Monday, April 16, 2012

Gorani in Kosovo, Albania offered Bulgarian citizenship


16/04/2012
Bulgaria offers citizenship and material benefits to members of the Gorani community in what some call a throwback to 19th-century policy.
By Linda Karadaku for Southeast European Times in Pristina -- 16/04/12
photoBulgaria is offering citizenship to the Gorani communities. [Reuters]
Bulgaria is intensifying efforts to provide citizenship, scholarships and other benefits to the poverty-stricken Gorani community in Kosovo and Albania, but critics say the country is misusing its EU member state status to advance long-standing assimilatory policies of other ethnicities.
The Gorani, most of whom are Muslim and identify as Macedonians, live in 18 villages in the region of Gora as well as in the adjacent Zhupa and Prespa regions in the Albania-Macedonia-Kosovo border area.
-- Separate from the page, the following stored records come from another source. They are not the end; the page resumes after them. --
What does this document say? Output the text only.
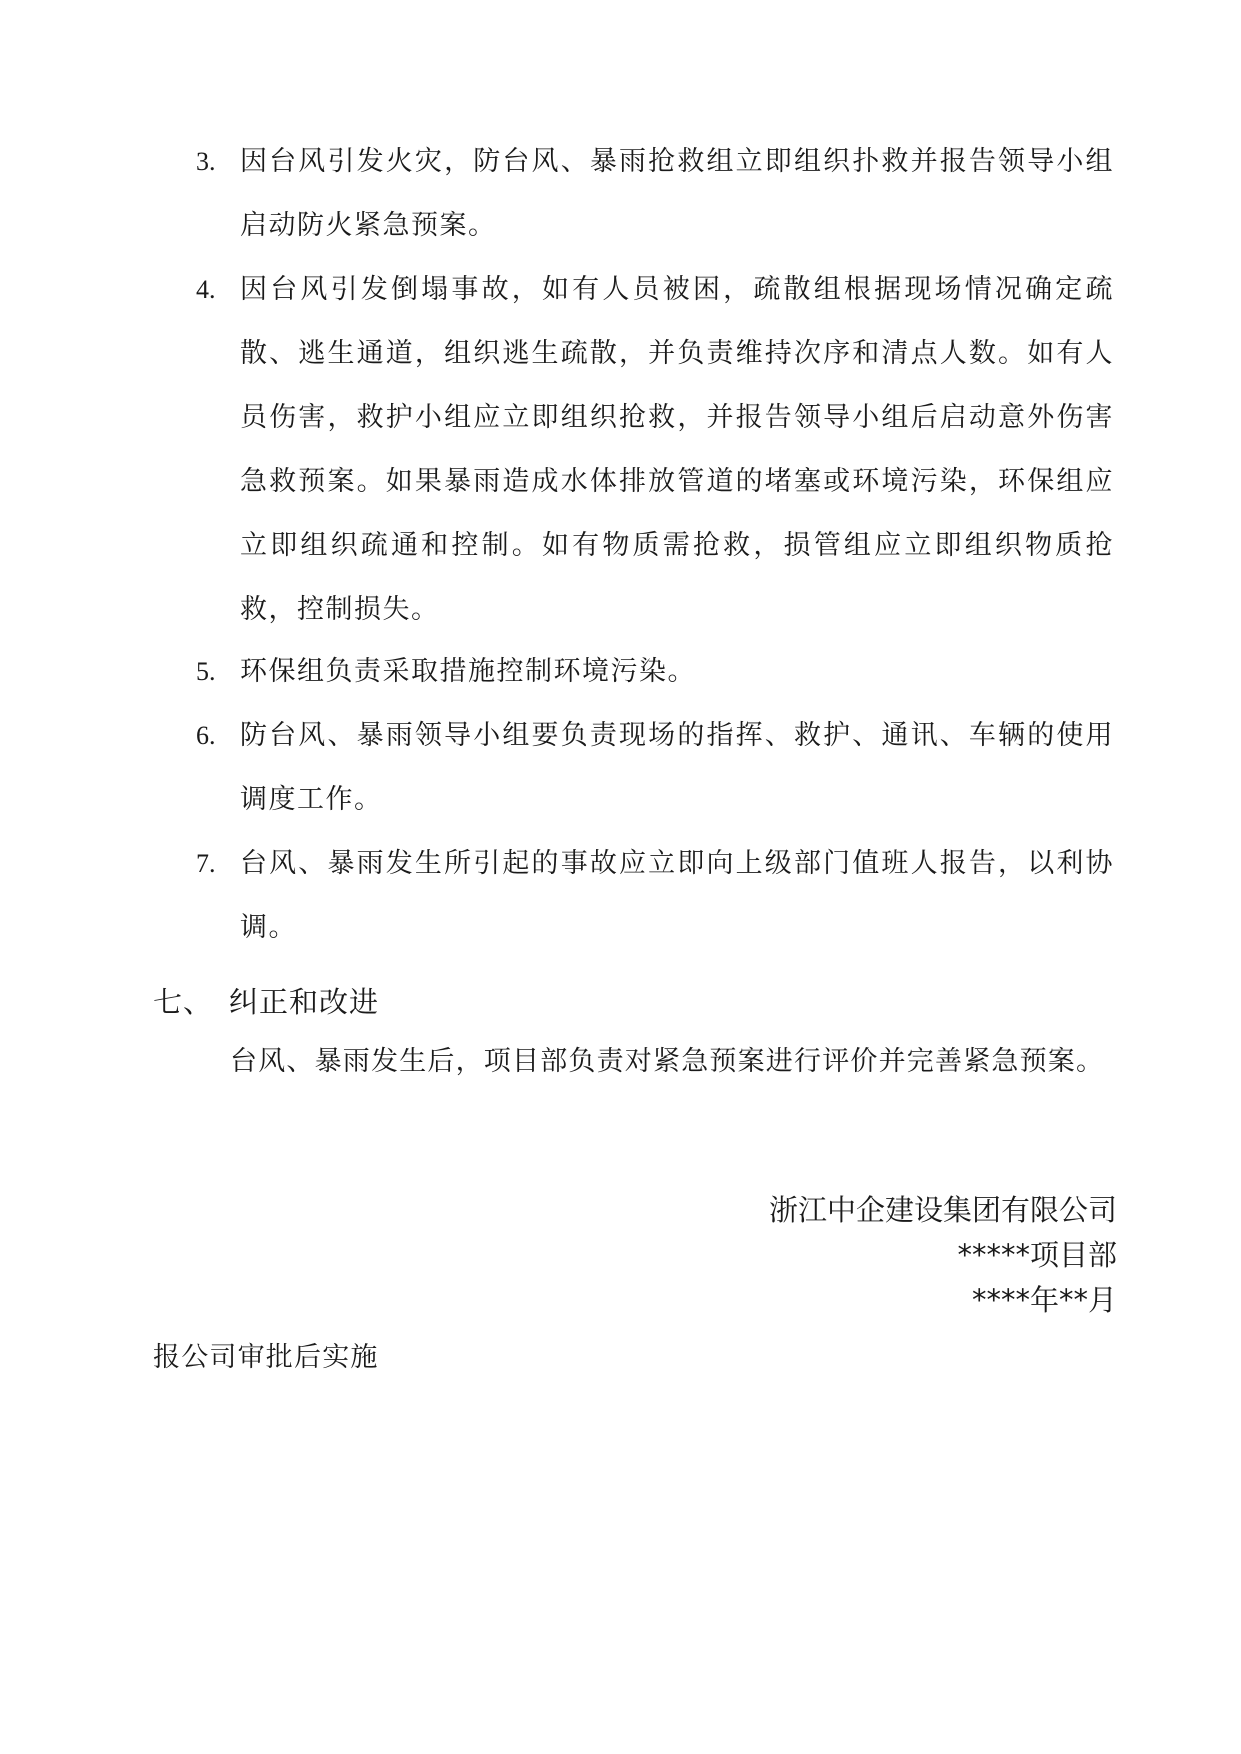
3. 因台风引发火灾，防台风、暴雨抢救组立即组织扑救并报告领导小组启动防火紧急预案。
4. 因台风引发倒塌事故，如有人员被困，疏散组根据现场情况确定疏散、逃生通道，组织逃生疏散，并负责维持次序和清点人数。如有人员伤害，救护小组应立即组织抢救，并报告领导小组后启动意外伤害急救预案。如果暴雨造成水体排放管道的堵塞或环境污染，环保组应立即组织疏通和控制。如有物质需抢救，损管组应立即组织物质抢救，控制损失。
5. 环保组负责采取措施控制环境污染。
6. 防台风、暴雨领导小组要负责现场的指挥、救护、通讯、车辆的使用调度工作。
7. 台风、暴雨发生所引起的事故应立即向上级部门值班人报告，以利协调。
七、 纠正和改进
台风、暴雨发生后，项目部负责对紧急预案进行评价并完善紧急预案。
浙江中企建设集团有限公司
*****项目部
****年**月
报公司审批后实施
"They [Bulgarian representatives] usually come every few months. They are expected to arrive in Gora next at the beginning of May," Avnija Rahte, president of the Macedonian-Gorani Association, said.
Rahte explained the Bulgarians, accompanied by a lawyer, try to persuade the Gorani of the benefits of Bulgarian citizenship, including potential employment in EU countries as well as free schooling in Sofia and Plovdiv.
All the Gorani need to do is sign documents declaring they have Bulgarian origins and are Bulgarian, he said.
The Bulgarian Constitution provides the option for individuals to acquire Bulgarian citizenship through a "facilitated procedure," established in the country's citizenship act.
The Agency for Bulgarians Abroad, which organises the visits, has featured a 2010 strategic document on its website explaining that the policy aims to unite all Bulgarians in the region and raise the nation's plummeting birth rate.
Over 16,000 Macedonians obtained Bulgarian citizenship last year, along with nearly 2,000 Ukrainians and 1,000 Serbs, but only six Kosovo citizens, according to Agency data.
"Nearly 1,500 inhabitants of Gora, Zhupa and Prespa have obtained Bulgarian citizenship," Gezim Kurti, head of the association Bulgarians in Albania, told SETimes.
Bulgarian scholar Antoinette Primatarova suggested in an article earlier this year that Prime Minister Boyko Borissov is eager to breathe new life into Bismarck's saying the Bulgarians are "Prussians of the Balkans."